17. The method of claim 9, wherein:the cyclocondensation comprises mixing a N-protected amino acid and a catalyst in an organic solvent and heating to cyclocondense the amino acid, quenching the reaction with water to form a N-protected aminoalkyl diketopiperazine, isolating the resulting solids and washing twice with water;the substitution comprises mixing sodium hydroxide, 4-nitrophenol, and ethyl fumaryl chloride in a mixture of water and a second organic solvent and heating to form an activated monoethyl fumarate;the deprotection comprises in a separate reaction vessel, mixing the N-protected aminoalkyl diketopiperazine with sodium hydroxide in a mixture of a second organic solvent and water and heating the mixture to form an aminoalkyldiketopiperazine; the coupling comprises mixing the aminoalkyl diketopiperazine and the activated monoethyl fumarate in the second organic solvent and heating to a temperature of a temperature of 30°C to 60°C, to form the EFDKP, quench with water and stir for a predetermined amount of time, isolating the resulting solids and washing with the second solvent (2x) and water (2x);the recrystallization of the EFDKP comprises mixing the ethylfumaryl amino alkyl diketopiperazine with glacial acetic acid, heating the mixture cool the mixture, isolate the resulting solids, wash the solids with a mixture of acetic acid and water, wash the solids with water;the saponification comprises mixing the ethylfumaryl amino alkyl diketopiperazine with methanol and water twice, heating and adding a mixture of 50% sodium hydroxide and water over about 1 hr, wherein the sodium hydroxide is provided in an amount of greater than twice the molar equivalent of the EFDKP, heating the mixture to saponify ethyl moieties and form fumaryl diketopiperazine (FDKP);the recrystallization of the FDKP comprises mixing the FDKP with trifluoroacetic acid (TFAA) and heating for a predetermined period of time, adding glacial acetic acid with cooling and mixing, filtering resulting solids, and washing the resulting solids at least twice with acetone and a mixture of acetone and water.

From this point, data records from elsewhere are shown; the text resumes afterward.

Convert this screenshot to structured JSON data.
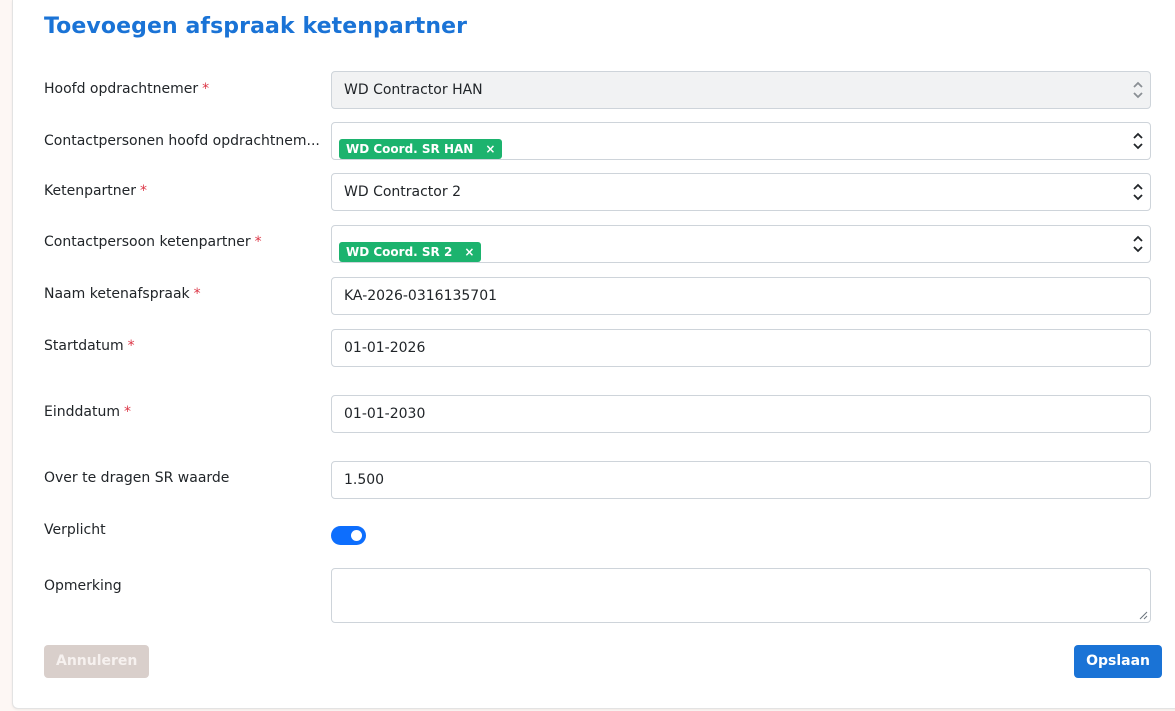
{
  "page": {
    "title": "Toevoegen afspraak ketenpartner"
  },
  "colors": {
    "accent": "#1a73d6",
    "tag": "#1cb36e",
    "required": "#dc3545",
    "toggle_on": "#0d6efd"
  },
  "form": {
    "hoofd_opdrachtnemer": {
      "label": "Hoofd opdrachtnemer",
      "required": "*",
      "value": "WD Contractor HAN"
    },
    "contactpersonen_hoofd": {
      "label": "Contactpersonen hoofd opdrachtnem...",
      "tag": "WD Coord. SR HAN",
      "tag_remove": "×"
    },
    "ketenpartner": {
      "label": "Ketenpartner",
      "required": "*",
      "value": "WD Contractor 2"
    },
    "contactpersoon_ketenpartner": {
      "label": "Contactpersoon ketenpartner",
      "required": "*",
      "tag": "WD Coord. SR 2",
      "tag_remove": "×"
    },
    "naam_ketenafspraak": {
      "label": "Naam ketenafspraak",
      "required": "*",
      "value": "KA-2026-0316135701"
    },
    "startdatum": {
      "label": "Startdatum",
      "required": "*",
      "value": "01-01-2026"
    },
    "einddatum": {
      "label": "Einddatum",
      "required": "*",
      "value": "01-01-2030"
    },
    "sr_waarde": {
      "label": "Over te dragen SR waarde",
      "value": "1.500"
    },
    "verplicht": {
      "label": "Verplicht",
      "checked": true
    },
    "opmerking": {
      "label": "Opmerking",
      "value": ""
    }
  },
  "buttons": {
    "cancel": "Annuleren",
    "save": "Opslaan"
  },
  "icons": {
    "select": "chevron-up-down-icon",
    "resize": "resize-grip-icon"
  }
}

18. The method of claim 17, wherein the recrystallization of FDKP step comprises cooling with a liner cooling rate over a period of between 1 and 2 hours and holding at a temperature of about 20°C for less than 2 hours.

19. The method of claim 17, wherein the recrystallization of FDKP step comprises cooling the mixture to a temperature of below 60°C prior to adding glacial acetic acid.

20. The method of claim 17, wherein the recrystallization of FDKP step comprises adding until the ratio of acetic acid to TFAA is about 1:1.